Physicians who are navigating the EHR for lab work, test results, prescriptions and other information may appear to be distracted and miss nonverbal cues, such as the tell-tale squirm of a patient who hasn’t been following the doctor’s orders to weigh him- or herself regularly. “We’re trying to use technology,” Kiessling says, “but we’re losing the art part of medicine.”
Schloss estimates he spends only about one-quarter of his nonprocedural work time in front of patients; the rest of his time is at a computer. Lab work and procedures are “a breath of fresh air,” he says, “[because] you’re rescued from your computer master.” Yet even laptop-free time in the lab requires digital follow up. “There are many procedures where the documentation takes longer than the case,” Schloss says.
All this computer time can result in burnt-out physicians. A doctor could be scheduled for eight hours of clinic time without even one dedicated hour—let alone three—for processing messages, alerts and notifications, Murphy says. That means more physicians spend their off hours, including weekends, clicking through electronic records. “That clearly affects burnout and work–life balance,” Murphy says.
Kiessling worries that these extra hours of administrative work could deter young people from considering a career in medicine. “If the physician satisfaction decreases,” she says, “then that will ultimately have an impact on the type of people who go to medical school.”
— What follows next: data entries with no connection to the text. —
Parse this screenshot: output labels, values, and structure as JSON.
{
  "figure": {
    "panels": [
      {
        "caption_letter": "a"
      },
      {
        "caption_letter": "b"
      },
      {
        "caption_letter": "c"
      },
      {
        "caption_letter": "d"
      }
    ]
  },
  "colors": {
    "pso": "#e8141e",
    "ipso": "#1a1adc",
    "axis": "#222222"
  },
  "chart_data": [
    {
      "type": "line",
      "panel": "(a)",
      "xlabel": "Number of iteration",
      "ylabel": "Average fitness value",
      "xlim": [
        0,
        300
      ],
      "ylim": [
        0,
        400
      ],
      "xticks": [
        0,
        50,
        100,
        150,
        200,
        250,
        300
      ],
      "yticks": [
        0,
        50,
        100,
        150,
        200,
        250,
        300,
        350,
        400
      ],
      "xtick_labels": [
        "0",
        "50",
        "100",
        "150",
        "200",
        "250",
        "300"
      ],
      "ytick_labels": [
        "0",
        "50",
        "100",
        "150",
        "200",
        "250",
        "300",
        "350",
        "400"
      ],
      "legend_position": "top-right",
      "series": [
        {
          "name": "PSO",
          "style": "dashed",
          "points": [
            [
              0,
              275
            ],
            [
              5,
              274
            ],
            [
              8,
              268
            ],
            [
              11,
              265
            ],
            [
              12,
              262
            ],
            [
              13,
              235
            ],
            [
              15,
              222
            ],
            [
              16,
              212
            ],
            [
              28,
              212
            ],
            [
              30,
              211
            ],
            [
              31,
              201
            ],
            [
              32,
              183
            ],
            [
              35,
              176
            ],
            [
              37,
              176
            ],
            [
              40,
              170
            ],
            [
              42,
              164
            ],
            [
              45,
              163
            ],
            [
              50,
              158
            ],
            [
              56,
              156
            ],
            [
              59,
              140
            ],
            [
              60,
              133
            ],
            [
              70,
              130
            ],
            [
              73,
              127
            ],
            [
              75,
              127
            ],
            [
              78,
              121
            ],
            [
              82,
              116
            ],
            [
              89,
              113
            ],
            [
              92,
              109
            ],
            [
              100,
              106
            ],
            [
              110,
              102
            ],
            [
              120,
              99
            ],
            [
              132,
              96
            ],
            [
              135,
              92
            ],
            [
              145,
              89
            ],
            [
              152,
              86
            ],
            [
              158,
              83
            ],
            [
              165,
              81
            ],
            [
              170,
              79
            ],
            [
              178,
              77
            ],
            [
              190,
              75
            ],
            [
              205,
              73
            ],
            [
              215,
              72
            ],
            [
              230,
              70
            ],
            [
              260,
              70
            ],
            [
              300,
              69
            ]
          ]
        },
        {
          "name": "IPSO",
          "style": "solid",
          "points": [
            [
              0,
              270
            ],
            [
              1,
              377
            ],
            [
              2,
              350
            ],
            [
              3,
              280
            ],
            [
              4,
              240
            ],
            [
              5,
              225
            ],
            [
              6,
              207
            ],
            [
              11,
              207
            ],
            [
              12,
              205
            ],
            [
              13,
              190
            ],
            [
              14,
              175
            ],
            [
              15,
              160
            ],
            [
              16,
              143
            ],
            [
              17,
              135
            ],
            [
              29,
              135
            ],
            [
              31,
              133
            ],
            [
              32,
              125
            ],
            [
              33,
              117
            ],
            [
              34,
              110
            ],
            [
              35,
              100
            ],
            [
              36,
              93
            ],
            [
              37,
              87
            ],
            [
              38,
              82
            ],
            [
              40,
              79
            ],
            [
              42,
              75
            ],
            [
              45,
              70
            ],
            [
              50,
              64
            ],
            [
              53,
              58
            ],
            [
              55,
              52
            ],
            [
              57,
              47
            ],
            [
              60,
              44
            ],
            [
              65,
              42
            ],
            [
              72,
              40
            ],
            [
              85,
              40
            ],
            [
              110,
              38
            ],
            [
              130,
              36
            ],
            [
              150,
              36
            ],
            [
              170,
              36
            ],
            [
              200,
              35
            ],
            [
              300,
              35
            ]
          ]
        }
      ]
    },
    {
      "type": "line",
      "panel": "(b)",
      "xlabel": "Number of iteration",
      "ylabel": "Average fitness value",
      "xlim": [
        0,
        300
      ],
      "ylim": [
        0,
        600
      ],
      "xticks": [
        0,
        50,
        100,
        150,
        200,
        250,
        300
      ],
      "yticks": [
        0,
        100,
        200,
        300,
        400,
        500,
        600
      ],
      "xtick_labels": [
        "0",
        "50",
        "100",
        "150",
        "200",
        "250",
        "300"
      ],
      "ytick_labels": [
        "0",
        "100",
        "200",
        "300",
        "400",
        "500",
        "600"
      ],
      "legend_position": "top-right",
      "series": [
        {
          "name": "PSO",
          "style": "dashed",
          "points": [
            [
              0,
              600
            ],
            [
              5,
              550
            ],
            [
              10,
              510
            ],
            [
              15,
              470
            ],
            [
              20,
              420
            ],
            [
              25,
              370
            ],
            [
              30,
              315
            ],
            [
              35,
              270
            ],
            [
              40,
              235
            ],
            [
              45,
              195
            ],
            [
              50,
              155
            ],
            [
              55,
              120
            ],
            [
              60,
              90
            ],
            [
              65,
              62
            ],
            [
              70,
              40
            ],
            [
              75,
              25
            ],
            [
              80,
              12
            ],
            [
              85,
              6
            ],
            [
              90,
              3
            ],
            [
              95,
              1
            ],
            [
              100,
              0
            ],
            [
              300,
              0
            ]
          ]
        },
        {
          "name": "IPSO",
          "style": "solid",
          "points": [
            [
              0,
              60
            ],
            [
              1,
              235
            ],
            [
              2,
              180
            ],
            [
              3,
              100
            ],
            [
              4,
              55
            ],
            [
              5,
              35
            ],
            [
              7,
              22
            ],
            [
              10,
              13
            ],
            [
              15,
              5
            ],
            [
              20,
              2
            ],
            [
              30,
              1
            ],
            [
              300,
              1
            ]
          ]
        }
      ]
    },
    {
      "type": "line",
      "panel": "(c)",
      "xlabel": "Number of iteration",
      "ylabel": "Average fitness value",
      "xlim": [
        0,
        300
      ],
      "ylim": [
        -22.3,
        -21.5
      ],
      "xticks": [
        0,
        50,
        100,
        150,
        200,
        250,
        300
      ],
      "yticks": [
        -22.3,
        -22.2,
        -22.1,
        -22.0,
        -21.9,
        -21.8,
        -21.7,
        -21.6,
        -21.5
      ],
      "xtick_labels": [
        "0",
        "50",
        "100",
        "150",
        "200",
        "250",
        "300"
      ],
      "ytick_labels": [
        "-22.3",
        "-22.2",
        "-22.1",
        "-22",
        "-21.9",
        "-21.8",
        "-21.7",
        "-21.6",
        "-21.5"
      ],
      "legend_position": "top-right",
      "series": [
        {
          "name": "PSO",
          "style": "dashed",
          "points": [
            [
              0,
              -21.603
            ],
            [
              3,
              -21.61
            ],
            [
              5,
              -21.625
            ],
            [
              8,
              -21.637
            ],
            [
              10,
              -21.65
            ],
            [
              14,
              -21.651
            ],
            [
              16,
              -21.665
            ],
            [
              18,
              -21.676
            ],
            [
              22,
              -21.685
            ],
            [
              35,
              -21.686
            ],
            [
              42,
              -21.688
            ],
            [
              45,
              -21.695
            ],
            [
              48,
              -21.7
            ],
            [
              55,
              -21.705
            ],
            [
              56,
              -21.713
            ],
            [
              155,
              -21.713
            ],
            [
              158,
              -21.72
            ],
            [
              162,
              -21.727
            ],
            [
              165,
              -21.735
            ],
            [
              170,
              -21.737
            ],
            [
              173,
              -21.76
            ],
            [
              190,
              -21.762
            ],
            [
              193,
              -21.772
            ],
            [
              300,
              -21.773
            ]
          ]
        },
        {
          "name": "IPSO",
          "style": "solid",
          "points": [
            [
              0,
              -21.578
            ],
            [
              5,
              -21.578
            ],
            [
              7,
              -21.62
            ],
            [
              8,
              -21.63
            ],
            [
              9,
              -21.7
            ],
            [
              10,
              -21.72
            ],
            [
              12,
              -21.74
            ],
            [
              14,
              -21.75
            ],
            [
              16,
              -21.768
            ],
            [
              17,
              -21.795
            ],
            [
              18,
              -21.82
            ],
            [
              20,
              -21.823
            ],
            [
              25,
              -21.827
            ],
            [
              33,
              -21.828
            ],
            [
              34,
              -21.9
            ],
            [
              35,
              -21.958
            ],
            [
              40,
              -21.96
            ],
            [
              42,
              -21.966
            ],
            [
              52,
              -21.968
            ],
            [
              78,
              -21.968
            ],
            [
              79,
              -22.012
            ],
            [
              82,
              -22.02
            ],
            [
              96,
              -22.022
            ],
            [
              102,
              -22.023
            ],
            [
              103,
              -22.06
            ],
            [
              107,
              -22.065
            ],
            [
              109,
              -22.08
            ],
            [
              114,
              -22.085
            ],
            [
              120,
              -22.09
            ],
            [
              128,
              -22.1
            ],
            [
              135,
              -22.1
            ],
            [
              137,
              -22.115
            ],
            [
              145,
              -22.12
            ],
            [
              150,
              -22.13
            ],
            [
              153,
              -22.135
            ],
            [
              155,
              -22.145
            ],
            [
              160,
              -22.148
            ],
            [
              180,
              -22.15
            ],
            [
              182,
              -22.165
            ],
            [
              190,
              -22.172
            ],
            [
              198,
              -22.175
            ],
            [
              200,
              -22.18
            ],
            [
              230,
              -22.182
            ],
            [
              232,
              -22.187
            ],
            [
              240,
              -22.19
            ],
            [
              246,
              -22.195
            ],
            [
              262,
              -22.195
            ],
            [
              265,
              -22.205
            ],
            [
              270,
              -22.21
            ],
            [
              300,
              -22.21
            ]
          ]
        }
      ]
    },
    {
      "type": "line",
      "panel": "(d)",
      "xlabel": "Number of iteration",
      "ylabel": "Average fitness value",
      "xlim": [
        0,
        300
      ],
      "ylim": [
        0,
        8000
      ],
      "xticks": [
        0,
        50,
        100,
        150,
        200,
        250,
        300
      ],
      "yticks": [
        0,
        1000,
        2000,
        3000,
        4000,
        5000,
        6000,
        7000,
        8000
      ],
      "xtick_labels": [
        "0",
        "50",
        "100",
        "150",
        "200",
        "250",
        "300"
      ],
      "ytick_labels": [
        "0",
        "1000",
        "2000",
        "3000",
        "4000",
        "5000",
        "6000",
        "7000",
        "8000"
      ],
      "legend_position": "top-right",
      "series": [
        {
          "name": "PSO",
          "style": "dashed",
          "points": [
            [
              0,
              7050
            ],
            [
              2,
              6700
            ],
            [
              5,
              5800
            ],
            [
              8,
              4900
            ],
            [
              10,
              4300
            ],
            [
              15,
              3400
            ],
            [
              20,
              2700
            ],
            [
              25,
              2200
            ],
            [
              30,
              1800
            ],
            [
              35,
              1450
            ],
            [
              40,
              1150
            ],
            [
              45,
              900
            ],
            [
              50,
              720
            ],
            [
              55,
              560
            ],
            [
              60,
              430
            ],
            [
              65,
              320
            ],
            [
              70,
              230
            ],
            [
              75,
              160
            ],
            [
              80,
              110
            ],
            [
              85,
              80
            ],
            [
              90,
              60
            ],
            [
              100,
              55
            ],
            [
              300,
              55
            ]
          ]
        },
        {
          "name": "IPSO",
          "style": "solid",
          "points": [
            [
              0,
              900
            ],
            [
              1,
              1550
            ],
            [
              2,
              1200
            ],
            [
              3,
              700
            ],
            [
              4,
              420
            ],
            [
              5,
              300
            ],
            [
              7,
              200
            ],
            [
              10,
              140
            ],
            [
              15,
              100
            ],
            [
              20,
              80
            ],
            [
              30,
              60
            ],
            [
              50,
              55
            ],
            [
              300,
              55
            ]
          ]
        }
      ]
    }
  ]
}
Staying ahead of the avalanche
Kiessling tried abandoning her laptop outside the exam room but found it led to hours of extra work transferring her paper notes into the EHR, so she adopted a new strategy. Now, she brings a nurse into the exam room with her to input information while she focuses on the patient. “I’m still compliant with usage of an electronic medical record,” Kiessling says. “I have a [nurse] … to alleviate some of that burden, so I can have a good relationship with the patient.”
Her ancillary staff also help with inputting and auto-populating digital charts, so the practice gets credit for payment-related requirements that don’t necessarily apply to the visit, such as reviewing tobacco usage.
Schloss says he probably sees the same number of patients as he did in the pre-EHR days, but now a nurse practitioner tags along with him. In fact, he recently tweeted two side-by-side graphs showing the parallel growth of EHR usage and nurse practitioner graduates. “#EHR systems slow MDs down,” Schloss tweeted. “Patients still need to be seen. What to do? Ask for help.”
Other ways support staff can help ease the electronic burden on physicians include handling alerts that aren’t test results and don’t need a doctor’s eye, such as completing forms and prescription refills, Murphy says. “A lot of the messages they receive don’t really require physician decision making,” he says.
Breezing through the notifications certainly makes them disappear faster, Schloss says. “You do click through a lot of these,” he says. “So many of these alerts are for things that are irrelevant or wrong.” But, once in a while, you come across something meaningful, and “you hope you don’t miss any of those,” he says.
And while some doctors simply ignore the messages building up in their inbox—Murphy interviewed a physician with 60,000—perhaps the best way to stay ahead of the deluge is to schedule time for it. Physicians who reserve an hour or so specifically to process notifications, he says, tend to have more success than those who try to rush through them between patients.